Well, these panoramas are not perfect, of course. But I got an impression that it is an apples-to-oranges comparison (you may find more an apples-to-apples one in our previous blog post). The panoramas we tried here were made with a rig designed to be mounted on a car roof, the backpack version was a quick test (we actually planned this trip to try camera on ATV, but we had to change our plans for the reasons out of our control), so nothing was done to make a camera vertical – that would need either angled mount of the optical head or (as a quick fix) a counter-balance attached to the camera (something like a carrot on an stick extending in front of an operator). That tilt caused the black nadir hole being asymmetrical, you may want to look at our project under development – Eyesis-4pi – it is designed to have the same resolution in the zenith and a zero nadir void — but there still will be some vehicle or person visible, unless the camera will be in a free fall (i.e. in space) as we were already suggested 🙂 .
The camera we used simultaneously acquires all 9 images in a way that there are no voids even when the camera is moving fast, so we acquired thousands of panoramas during each of the trips, the acquisition rate was set to about 2 frames per second. Yes, you definitely can make artistic panoramas using a single inexpensive camera using adapter that keeps the entrance pupil of the lens in the same point, but that would not work for the fast moving camera – so our only tool to keep the parallax low was to design the camera to have components as close as possible – but the parallax would never be zero
Poor focus? Well, this may be true for the very close objects, the camera is designed for the relatively high distance to the objects. The focus is fixed, of course, and the lenses are rather high power to avoid motion blur when the camera is moving at highway speed. So with f=4.5mm and F=2.0 the near limit of the DoF is approximately 6 meters, in our experiments we had much closer shots too. The lenses are also limiting the resolution (especially near the edges of the images), and we went a long way to improve the quality by postprocessing. You may analyze the raw/processed images pairs used in one of these panoramas by our image comparison tool (works in FF better than in Chrome).
Currently this postprocessing only corrects aberrations (not the distortions), so the panoramas are stitched manually.

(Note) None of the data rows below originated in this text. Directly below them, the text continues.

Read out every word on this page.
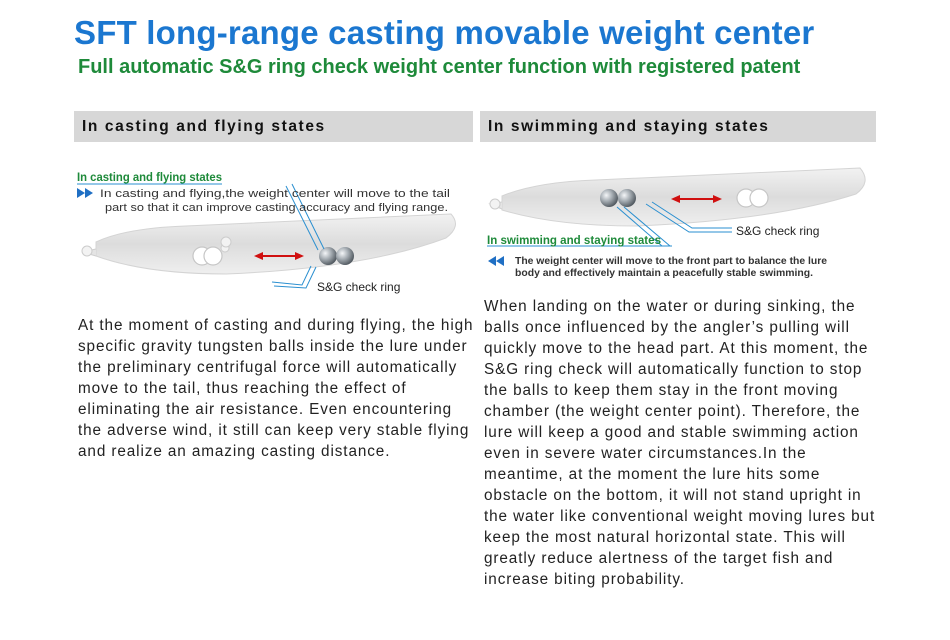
SFT long-range casting movable weight center
Full automatic S&G ring check weight center function with registered patent
In casting and flying states	In swimming and staying states
In casting and flying states
In casting and flying,the weight center will move to the tail
part so that it can improve casting accuracy and flying range.
S&G check ring
In swimming and staying states
The weight center will move to the front part to balance the lure
body and effectively maintain a peacefully stable swimming.
S&G check ring

At the moment of casting and during flying, the high specific gravity tungsten balls inside the lure under the preliminary centrifugal force will automatically move to the tail, thus reaching the effect of eliminating the air resistance. Even encountering the adverse wind, it still can keep very stable flying and realize an amazing casting distance.

When landing on the water or during sinking, the balls once influenced by the angler’s pulling will quickly move to the head part. At this moment, the S&G ring check will automatically function to stop the balls to keep them stay in the front moving chamber (the weight center point). Therefore, the lure will keep a good and stable swimming action even in severe water circumstances.In the meantime, at the moment the lure hits some obstacle on the bottom, it will not stand upright in the water like conventional weight moving lures but keep the most natural horizontal state. This will greatly reduce alertness of the target fish and increase biting probability.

We never invested much time into perfecting the panorama stitching, because we have to do it automatically in the end, and we plan to make a camera to be a measurement tool, able to precisely locate the position of each pixel. The software (it is all under GNU GPLv3) can currently measure the position of the calibration pattern (same one as we use for aberrations correction) is already capable of detecting the pattern nodes locations to the +/-0.05 pixels precision, but the overall pixel mapping processing is not finished yet. We’ll describe this calibration procedure more on our blog when finished.

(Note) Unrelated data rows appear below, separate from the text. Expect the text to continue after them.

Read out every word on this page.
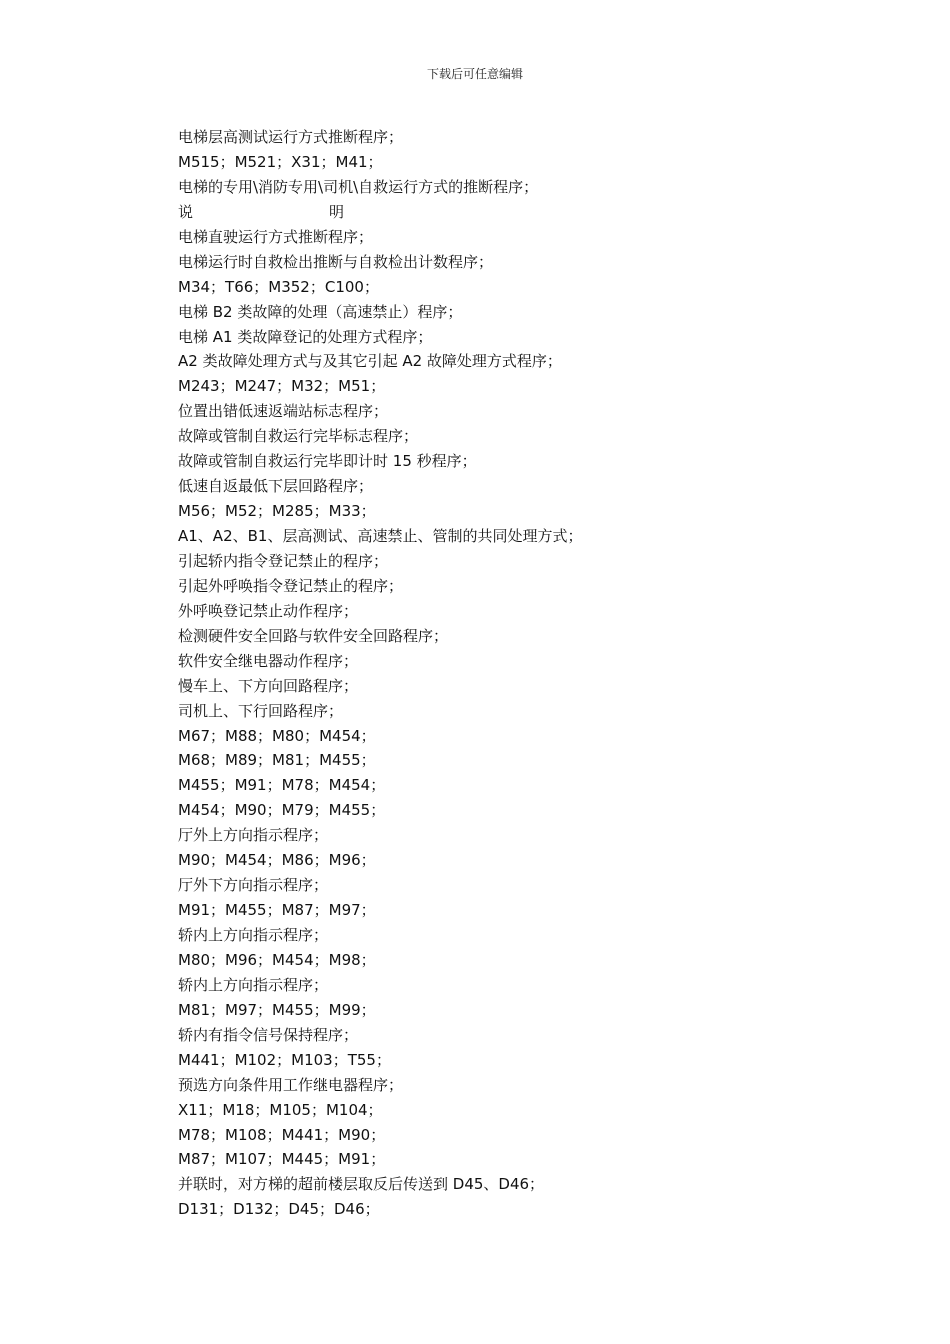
下载后可任意编辑
电梯层高测试运行方式推断程序；
M515；M521；X31；M41；
电梯的专用\消防专用\司机\自救运行方式的推断程序；
说	明
电梯直驶运行方式推断程序；
电梯运行时自救检出推断与自救检出计数程序；
M34；T66；M352；C100；
电梯 B2 类故障的处理（高速禁止）程序；
电梯 A1 类故障登记的处理方式程序；
A2 类故障处理方式与及其它引起 A2 故障处理方式程序；
M243；M247；M32；M51；
位置出错低速返端站标志程序；
故障或管制自救运行完毕标志程序；
故障或管制自救运行完毕即计时 15 秒程序；
低速自返最低下层回路程序；
M56；M52；M285；M33；
A1、A2、B1、层高测试、高速禁止、管制的共同处理方式；
引起轿内指令登记禁止的程序；
引起外呼唤指令登记禁止的程序；
外呼唤登记禁止动作程序；
检测硬件安全回路与软件安全回路程序；
软件安全继电器动作程序；
慢车上、下方向回路程序；
司机上、下行回路程序；
M67；M88；M80；M454；
M68；M89；M81；M455；
M455；M91；M78；M454；
M454；M90；M79；M455；
厅外上方向指示程序；
M90；M454；M86；M96；
厅外下方向指示程序；
M91；M455；M87；M97；
轿内上方向指示程序；
M80；M96；M454；M98；
轿内上方向指示程序；
M81；M97；M455；M99；
轿内有指令信号保持程序；
M441；M102；M103；T55；
预选方向条件用工作继电器程序；
X11；M18；M105；M104；
M78；M108；M441；M90；
M87；M107；M445；M91；
并联时，对方梯的超前楼层取反后传送到 D45、D46；
D131；D132；D45；D46；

Levelling the panoramas – yes, it is lousy too. We already have built the hardware for the IMU (inertial measurement unit)integration, that allows logging the high resolution sensor data (we use ADIS-16375) at the full senor rate (300Hz), we also made the hardware for 5Hz (or higher) GPS integration, including the precise timing pulses. Unfortunately, I was not able to finish the FPGA code for the data logger during that our trip, so the panoramas lack that important data and we’ll have to try again when ready (it will have odometer/pedometer input also).

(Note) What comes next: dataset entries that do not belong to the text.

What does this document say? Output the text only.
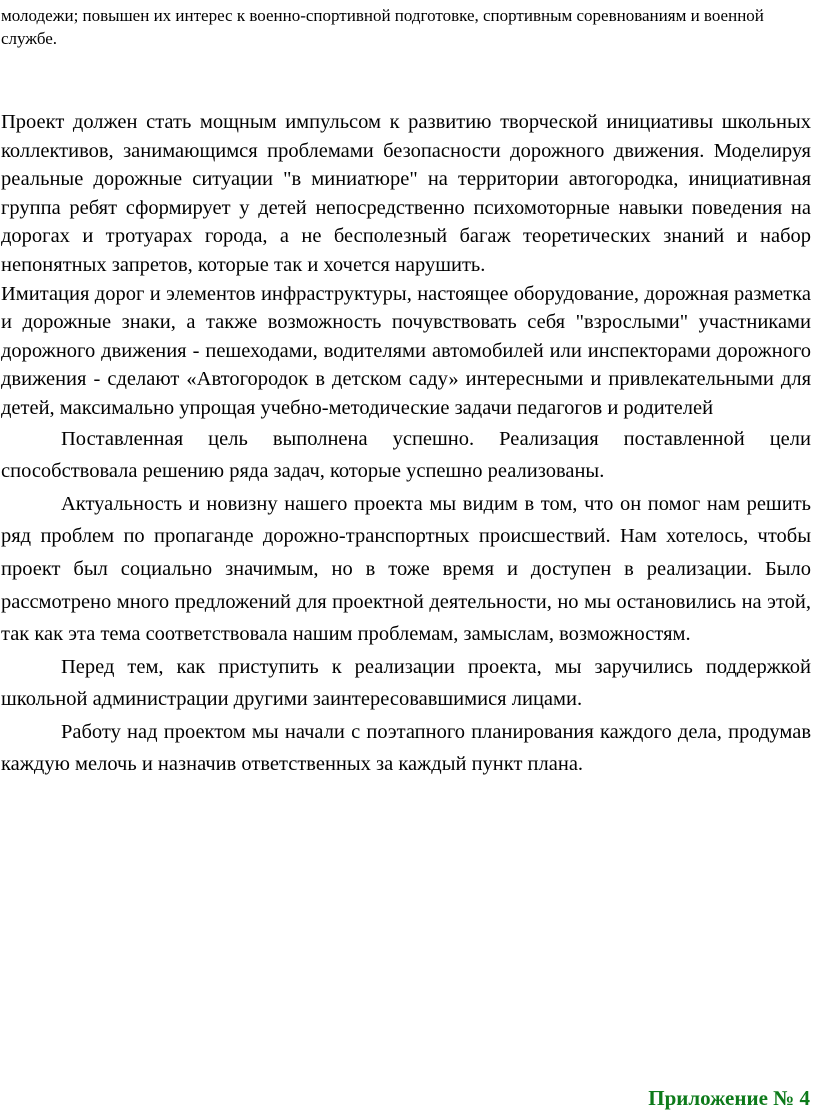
молодежи; повышен их интерес к военно-спортивной подготовке, спортивным соревнованиям и военной службе.

Проект должен стать мощным импульсом к развитию творческой инициативы школьных коллективов, занимающимся проблемами безопасности дорожного движения. Моделируя реальные дорожные ситуации "в миниатюре" на территории автогородка, инициативная группа ребят сформирует у детей непосредственно психомоторные навыки поведения на дорогах и тротуарах города, а не бесполезный багаж теоретических знаний и набор непонятных запретов, которые так и хочется нарушить.

Имитация дорог и элементов инфраструктуры, настоящее оборудование, дорожная разметка и дорожные знаки, а также возможность почувствовать себя "взрослыми" участниками дорожного движения - пешеходами, водителями автомобилей или инспекторами дорожного движения - сделают «Автогородок в детском саду» интересными и привлекательными для детей, максимально упрощая учебно-методические задачи педагогов и родителей

Поставленная цель выполнена успешно. Реализация поставленной цели способствовала решению ряда задач, которые успешно реализованы.

Актуальность и новизну нашего проекта мы видим в том, что он помог нам решить ряд проблем по пропаганде дорожно-транспортных происшествий. Нам хотелось, чтобы проект был социально значимым, но в тоже время и доступен в реализации. Было рассмотрено много предложений для проектной деятельности, но мы остановились на этой, так как эта тема соответствовала нашим проблемам, замыслам, возможностям.

Перед тем, как приступить к реализации проекта, мы заручились поддержкой школьной администрации другими заинтересовавшимися лицами.

Работу над проектом мы начали с поэтапного планирования каждого дела, продумав каждую мелочь и назначив ответственных за каждый пункт плана.

Приложение № 4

We are a Free Software/Open Hardware company, and while we can not give away our cameras (and yes, they are much more expensive than a simple panoramic adapter you can use to make brilliant panoramas), our software is all under GNU GPLv3 license, we “release early” (all the software we use internally is maintained at Sourceforge), our camera documentation is also available under Free license. And we are inviting other developers, who have ideas and experience in the panoramic imaging to join this project.